The idea was to assemble a data set from information readily accessible on the web that would be suitable for interactive visualization and predictive modeling. My searches took me to website of the Current Population Survey, a joint data initiative between the bureaus of Census and Labor Statistics. There I discovered the annual CPS March Supplement files which contain a treasure of information on demographics, education, occupation and income of the U.S. population at annual points in time. So I decided to put together a soup-to-nuts analytics demo using the CPS data.
Starting with raw files from 2003 through 2010, I wrote a Ruby program to process each and assemble a final comma-delimited data set of over 575,000 individual records with attributes such as age, sex, race, education, occupation and income. I then piped those records into both the R statistical package and the visualization tool Omniscope from Visokio. In my presentation, I displayed relationships between age, sex and education with income using slick Omniscope trellis visuals, and then fit R machine learning models and lattice graphics to show “predicted” income as a function of age, education and health status. Since mine was the last presentation of the day, I'm not sure whether the smiling faces indicated enthusiasm for data science or excitement over the pending happy hour festivities.
After the presentation, one of my partners proposed that we consider using the CPS data as a basis for a formal OpenBI demo that would serve as training for new BI staff.

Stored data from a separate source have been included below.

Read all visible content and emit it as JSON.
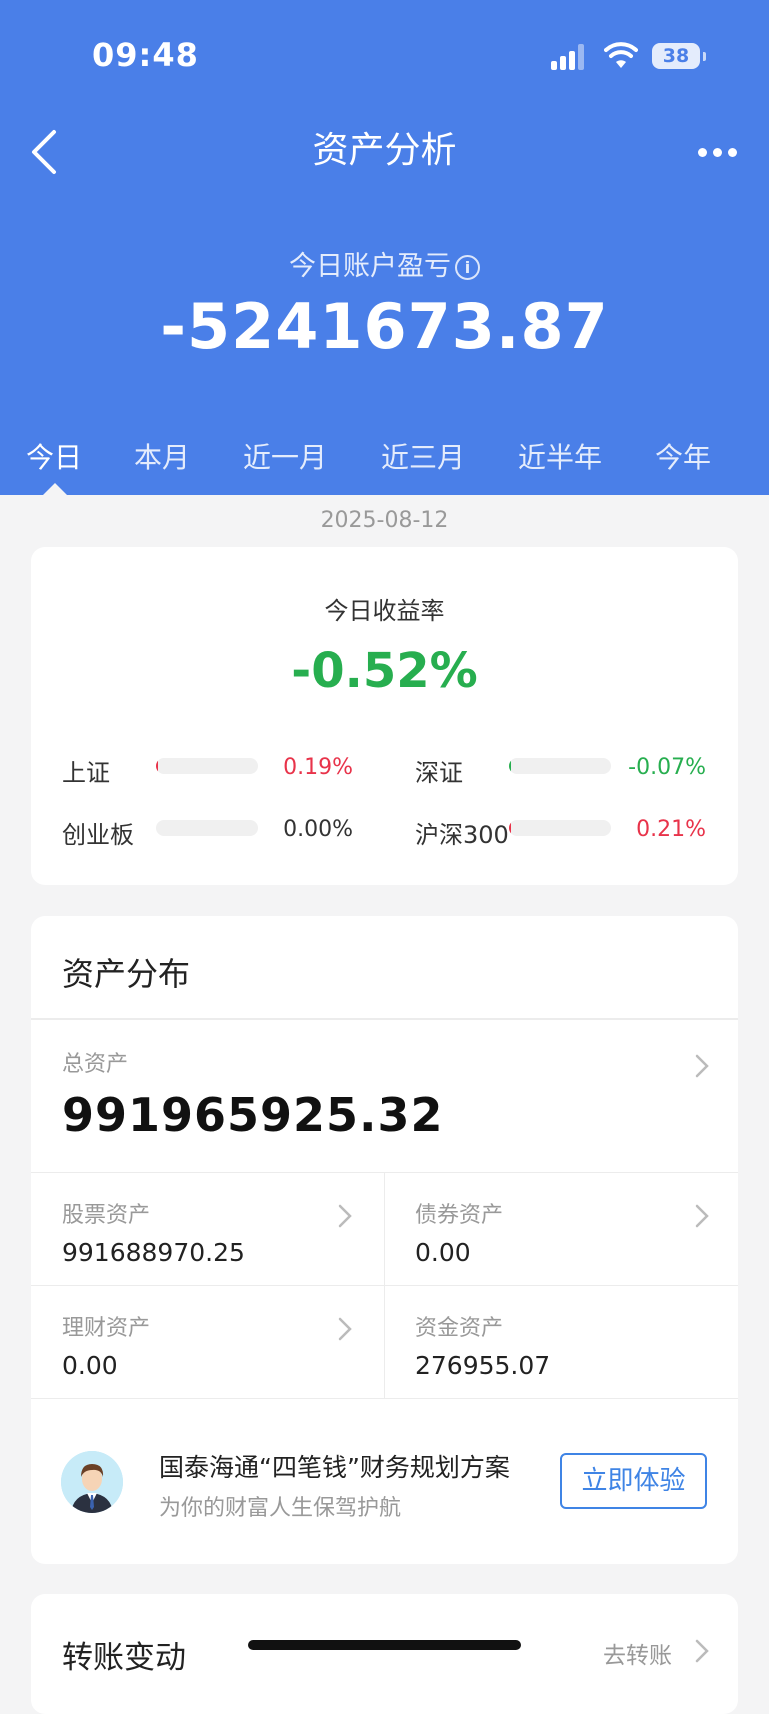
{
  "status_bar": {
    "time": "09:48",
    "battery": "38"
  },
  "nav": {
    "title": "资产分析"
  },
  "summary": {
    "pl_label": "今日账户盈亏",
    "pl_value": "-5241673.87"
  },
  "tabs": [
    {
      "label": "今日"
    },
    {
      "label": "本月"
    },
    {
      "label": "近一月"
    },
    {
      "label": "近三月"
    },
    {
      "label": "近半年"
    },
    {
      "label": "今年"
    }
  ],
  "date": "2025-08-12",
  "returns": {
    "label": "今日收益率",
    "value": "-0.52%",
    "indices": [
      {
        "name": "上证",
        "value": "0.19%",
        "color": "#e8334a",
        "fill": 0.02
      },
      {
        "name": "深证",
        "value": "-0.07%",
        "color": "#27ae4f",
        "fill": 0.01
      },
      {
        "name": "创业板",
        "value": "0.00%",
        "color": "#333333",
        "fill": 0.0
      },
      {
        "name": "沪深300",
        "value": "0.21%",
        "color": "#e8334a",
        "fill": 0.02
      }
    ]
  },
  "distribution": {
    "title": "资产分布",
    "total_label": "总资产",
    "total_value": "991965925.32",
    "cells": [
      {
        "label": "股票资产",
        "value": "991688970.25"
      },
      {
        "label": "债券资产",
        "value": "0.00"
      },
      {
        "label": "理财资产",
        "value": "0.00"
      },
      {
        "label": "资金资产",
        "value": "276955.07"
      }
    ],
    "promo": {
      "title": "国泰海通“四笔钱”财务规划方案",
      "subtitle": "为你的财富人生保驾护航",
      "button": "立即体验"
    }
  },
  "transfer": {
    "title": "转账变动",
    "link": "去转账"
  },
  "colors": {
    "header": "#4a7fe8",
    "up": "#e8334a",
    "down": "#27ae4f",
    "accent": "#3f84e5"
  }
}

But rather than Ruby to assemble the data, he mused, how about using Pentaho Data Integration (PDI)? Rather than a CSV file as the ultimate data store, why not use VectorWise or LucidDB as an analytical database? Rather than storing the data in a denormalized, flattened format that's needed for visualization and statistics, why not deploy a star schema design instead?
While we're at it, why not create an OLAP cube from the database for drilling and slicing and dicing into average income by age, education, race and health status? And why not use the database and PDI to source Omniscope and R? Finally, why not deploy Revolution Analytics DeployR to integrate the R predictive models with Pentaho reports? In short, why not use BI foundational technologies to support the data science tasks?
My partner's suggestions made sense and got me thinking about the distinctions between data science and BI. Back in the Spring, I wrote a series of articles on DS for Information Management. One delineation I noted then, attributable to statistician and R user group leader Mike Driscoll, argues that statistical science and data manipulation are central to the conduct of data science. As a third critical emphasis, he cites visualization. For Driscoll, it's statistics for studying data, data “munging” = hacking for suffering with data and visualization for storytelling with data.
Based on Driscoll's definition, I'd say my CPS demo clearly qualifies as DS – I munge the data using Ruby; I storytell with the data using Omniscope; and I study the data using R. And yet my partner sees the same set of tasks through a BI lens: ETL, relational database, OLAP and statistical models. I think both of us are right. The CPS work can simultaneously be seen as both BI and data science.
Since I posted those blogs six months ago, there's been an explosion of new articles purporting to define data science, several of which give me considerable heartburn. Next week I'll give my take on the similarities and differences between BI and data science. Warning: my point of departure is that the two are more similar than they are different – and that each can learn from the other to the ultimate benefit of “competing on analytics.”